The United Native Friendship Centre’s Aboriginal Head Start program held its grand opening on Monday, celebrating the program that was first launched in Fort Frances as a summer program in 1996.
“Fort Frances was one of the first Aboriginal Head Start summer programs in all of Canada,” noted Rhonda Evans of the Public Health Agency of Canada who was on hand for the opening.
Now, with $260,000 in government funding, the UNFC has been able to put together a full-time program for pre-school children.
After the funding was announced in 2003, Fort Frances was selected as a site, noted Evans.
“Everyone worked really, really hard to develop this project,” she added.
AHS is for children up to age six and prepares them for kindergarten.
The program focuses on six central components: culture and language, education, health promotion, nutrition, social support, and parental and family involvement.

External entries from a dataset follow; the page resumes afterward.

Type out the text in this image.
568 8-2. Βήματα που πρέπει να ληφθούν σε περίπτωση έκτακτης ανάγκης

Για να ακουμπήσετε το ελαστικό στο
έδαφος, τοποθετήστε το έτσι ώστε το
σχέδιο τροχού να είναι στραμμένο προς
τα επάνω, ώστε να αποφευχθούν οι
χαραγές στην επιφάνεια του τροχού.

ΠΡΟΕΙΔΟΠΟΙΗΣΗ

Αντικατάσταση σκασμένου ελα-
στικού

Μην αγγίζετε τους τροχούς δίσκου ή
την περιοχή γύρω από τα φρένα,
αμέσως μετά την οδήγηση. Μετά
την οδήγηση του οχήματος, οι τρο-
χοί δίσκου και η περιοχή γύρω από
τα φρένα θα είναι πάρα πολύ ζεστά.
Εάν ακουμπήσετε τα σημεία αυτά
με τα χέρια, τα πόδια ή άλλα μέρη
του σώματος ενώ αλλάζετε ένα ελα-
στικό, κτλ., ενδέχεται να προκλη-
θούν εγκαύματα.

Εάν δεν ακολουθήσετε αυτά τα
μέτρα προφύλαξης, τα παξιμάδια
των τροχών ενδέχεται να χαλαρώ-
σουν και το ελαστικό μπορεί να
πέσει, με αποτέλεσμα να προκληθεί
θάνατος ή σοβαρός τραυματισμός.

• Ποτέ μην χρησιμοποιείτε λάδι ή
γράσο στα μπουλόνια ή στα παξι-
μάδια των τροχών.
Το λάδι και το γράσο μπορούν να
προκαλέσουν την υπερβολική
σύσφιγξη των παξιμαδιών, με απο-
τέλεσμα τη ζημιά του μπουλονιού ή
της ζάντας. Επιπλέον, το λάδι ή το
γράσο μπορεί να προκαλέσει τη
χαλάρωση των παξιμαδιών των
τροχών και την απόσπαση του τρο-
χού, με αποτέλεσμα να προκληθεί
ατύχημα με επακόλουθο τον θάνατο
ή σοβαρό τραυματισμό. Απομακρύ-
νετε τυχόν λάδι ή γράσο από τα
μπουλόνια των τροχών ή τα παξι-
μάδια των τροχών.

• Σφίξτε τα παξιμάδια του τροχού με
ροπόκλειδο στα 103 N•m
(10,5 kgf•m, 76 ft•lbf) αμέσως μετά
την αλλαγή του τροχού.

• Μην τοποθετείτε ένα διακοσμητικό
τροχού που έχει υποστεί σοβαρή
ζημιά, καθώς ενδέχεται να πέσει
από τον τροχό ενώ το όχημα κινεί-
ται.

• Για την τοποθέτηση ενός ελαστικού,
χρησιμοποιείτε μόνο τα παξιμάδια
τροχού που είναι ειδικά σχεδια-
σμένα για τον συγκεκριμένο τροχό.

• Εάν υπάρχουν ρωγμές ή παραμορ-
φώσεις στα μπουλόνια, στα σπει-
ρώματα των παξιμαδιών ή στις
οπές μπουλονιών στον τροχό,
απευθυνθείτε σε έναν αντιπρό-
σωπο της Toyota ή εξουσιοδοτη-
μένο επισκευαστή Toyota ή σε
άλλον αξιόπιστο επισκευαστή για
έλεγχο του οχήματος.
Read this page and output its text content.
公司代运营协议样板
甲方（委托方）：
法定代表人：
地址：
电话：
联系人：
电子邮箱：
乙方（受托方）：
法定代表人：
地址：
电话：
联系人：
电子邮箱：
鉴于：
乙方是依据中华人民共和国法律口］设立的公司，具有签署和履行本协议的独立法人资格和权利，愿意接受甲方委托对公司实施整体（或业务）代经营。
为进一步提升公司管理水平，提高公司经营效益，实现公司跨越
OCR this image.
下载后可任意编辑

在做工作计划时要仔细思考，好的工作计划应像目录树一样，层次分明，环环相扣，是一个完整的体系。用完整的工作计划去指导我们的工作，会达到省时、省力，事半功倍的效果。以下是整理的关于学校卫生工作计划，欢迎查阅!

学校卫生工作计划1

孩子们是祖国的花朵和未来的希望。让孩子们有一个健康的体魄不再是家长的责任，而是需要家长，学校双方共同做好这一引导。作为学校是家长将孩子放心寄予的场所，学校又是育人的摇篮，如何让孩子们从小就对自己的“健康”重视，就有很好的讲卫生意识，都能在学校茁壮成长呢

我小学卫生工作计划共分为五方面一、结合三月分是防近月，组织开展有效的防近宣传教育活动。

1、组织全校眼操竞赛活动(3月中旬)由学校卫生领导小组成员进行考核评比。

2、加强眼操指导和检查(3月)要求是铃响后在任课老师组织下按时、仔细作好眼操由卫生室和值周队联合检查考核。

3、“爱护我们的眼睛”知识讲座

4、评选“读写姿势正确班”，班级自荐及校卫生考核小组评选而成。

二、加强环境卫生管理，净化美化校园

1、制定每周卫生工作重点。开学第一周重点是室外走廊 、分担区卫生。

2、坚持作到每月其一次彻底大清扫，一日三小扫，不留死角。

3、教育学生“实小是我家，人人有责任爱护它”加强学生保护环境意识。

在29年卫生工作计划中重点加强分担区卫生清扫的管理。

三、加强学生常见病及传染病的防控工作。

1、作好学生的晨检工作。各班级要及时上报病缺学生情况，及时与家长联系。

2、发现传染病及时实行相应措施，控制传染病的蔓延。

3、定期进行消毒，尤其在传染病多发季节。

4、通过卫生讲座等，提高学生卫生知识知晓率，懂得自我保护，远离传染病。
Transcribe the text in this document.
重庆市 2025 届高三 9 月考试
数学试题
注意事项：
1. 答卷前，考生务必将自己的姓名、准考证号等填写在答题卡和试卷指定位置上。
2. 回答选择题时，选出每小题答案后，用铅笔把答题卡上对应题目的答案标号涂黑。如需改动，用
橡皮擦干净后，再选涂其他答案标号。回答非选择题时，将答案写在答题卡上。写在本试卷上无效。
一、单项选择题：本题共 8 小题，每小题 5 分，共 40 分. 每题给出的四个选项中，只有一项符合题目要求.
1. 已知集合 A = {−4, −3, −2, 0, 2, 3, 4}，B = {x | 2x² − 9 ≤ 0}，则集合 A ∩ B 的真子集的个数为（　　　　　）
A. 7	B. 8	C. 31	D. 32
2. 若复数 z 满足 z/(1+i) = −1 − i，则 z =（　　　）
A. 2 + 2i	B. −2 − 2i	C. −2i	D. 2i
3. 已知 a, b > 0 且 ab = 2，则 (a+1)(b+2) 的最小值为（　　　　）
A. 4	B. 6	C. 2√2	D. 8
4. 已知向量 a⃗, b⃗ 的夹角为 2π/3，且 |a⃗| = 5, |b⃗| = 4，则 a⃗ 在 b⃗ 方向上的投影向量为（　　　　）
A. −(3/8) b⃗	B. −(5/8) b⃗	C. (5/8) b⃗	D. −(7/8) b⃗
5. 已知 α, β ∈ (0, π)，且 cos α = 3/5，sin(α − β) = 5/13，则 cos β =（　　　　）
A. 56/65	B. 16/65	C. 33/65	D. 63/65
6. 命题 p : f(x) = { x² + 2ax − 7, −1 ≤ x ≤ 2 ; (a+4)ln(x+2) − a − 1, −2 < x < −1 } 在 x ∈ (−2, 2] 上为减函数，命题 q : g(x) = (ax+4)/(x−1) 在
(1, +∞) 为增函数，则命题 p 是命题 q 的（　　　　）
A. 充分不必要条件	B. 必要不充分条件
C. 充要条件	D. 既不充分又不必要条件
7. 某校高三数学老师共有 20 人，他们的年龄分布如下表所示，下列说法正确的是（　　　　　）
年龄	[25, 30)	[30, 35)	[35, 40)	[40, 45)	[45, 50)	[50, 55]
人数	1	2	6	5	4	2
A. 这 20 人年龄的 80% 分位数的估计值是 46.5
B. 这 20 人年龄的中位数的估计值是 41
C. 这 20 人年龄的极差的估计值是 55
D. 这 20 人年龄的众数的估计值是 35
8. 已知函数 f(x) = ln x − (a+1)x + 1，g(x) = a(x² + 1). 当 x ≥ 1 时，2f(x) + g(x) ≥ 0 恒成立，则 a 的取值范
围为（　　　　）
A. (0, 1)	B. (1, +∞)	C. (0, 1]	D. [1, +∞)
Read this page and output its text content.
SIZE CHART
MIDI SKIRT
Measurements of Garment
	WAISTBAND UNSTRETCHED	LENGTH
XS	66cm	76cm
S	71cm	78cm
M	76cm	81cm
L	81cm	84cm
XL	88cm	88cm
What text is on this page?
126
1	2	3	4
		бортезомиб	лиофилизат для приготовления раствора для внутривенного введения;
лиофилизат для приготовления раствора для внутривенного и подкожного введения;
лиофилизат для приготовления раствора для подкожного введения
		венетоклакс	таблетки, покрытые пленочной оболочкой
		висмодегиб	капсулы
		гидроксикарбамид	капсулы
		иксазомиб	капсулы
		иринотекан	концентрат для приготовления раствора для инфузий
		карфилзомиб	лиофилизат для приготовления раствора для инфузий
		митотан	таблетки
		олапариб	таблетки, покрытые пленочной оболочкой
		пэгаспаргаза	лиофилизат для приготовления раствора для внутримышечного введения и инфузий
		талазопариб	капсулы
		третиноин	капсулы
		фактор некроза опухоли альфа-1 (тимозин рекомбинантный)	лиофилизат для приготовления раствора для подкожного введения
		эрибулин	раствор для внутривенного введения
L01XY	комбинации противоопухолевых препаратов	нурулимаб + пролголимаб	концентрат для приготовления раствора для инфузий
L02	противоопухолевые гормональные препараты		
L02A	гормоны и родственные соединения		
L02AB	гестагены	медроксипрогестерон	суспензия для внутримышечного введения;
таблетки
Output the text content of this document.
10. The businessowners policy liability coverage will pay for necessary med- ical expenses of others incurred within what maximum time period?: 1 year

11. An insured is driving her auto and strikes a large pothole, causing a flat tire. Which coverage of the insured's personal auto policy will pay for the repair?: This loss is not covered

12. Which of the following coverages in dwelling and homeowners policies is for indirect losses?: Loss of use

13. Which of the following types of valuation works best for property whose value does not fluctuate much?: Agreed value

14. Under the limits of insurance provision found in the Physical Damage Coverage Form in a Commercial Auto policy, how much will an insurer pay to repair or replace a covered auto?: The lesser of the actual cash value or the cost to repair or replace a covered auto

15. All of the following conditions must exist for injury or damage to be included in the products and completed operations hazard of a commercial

There is a strong emphasis on culture and language in a safe and nurturing environment.
“Looking out at all of you here, I feel a sense of pride and belonging,” said program coordinator Charity Calder to the parents and community members assembled for the ceremony.
Both the UNFC and Footprints drumming circles performed during the event, and elder Bessie Mainville gave the program its Ojibway name.
The name she chose, after much reflection, was Zaagi’ Di Win, meaning “love.”
Calder and UNFC Executive Director Sheila McMahon also unveiled the program’s logo, including four children in red, black, white, and yellow, colours representing the four directions. The logo also features seven feathers, representing the Seven Teachings—respect, love, honesty, courage, humility, wisdom, and truth.
In addition to a coordinator, the program has a number of other staff including a teacher, and a parent council. AHS is located on Butler Avenue, in what was formerly the Calvary Tabernacle Church.
The UNFC took possession of the building last March, and the program started up in January.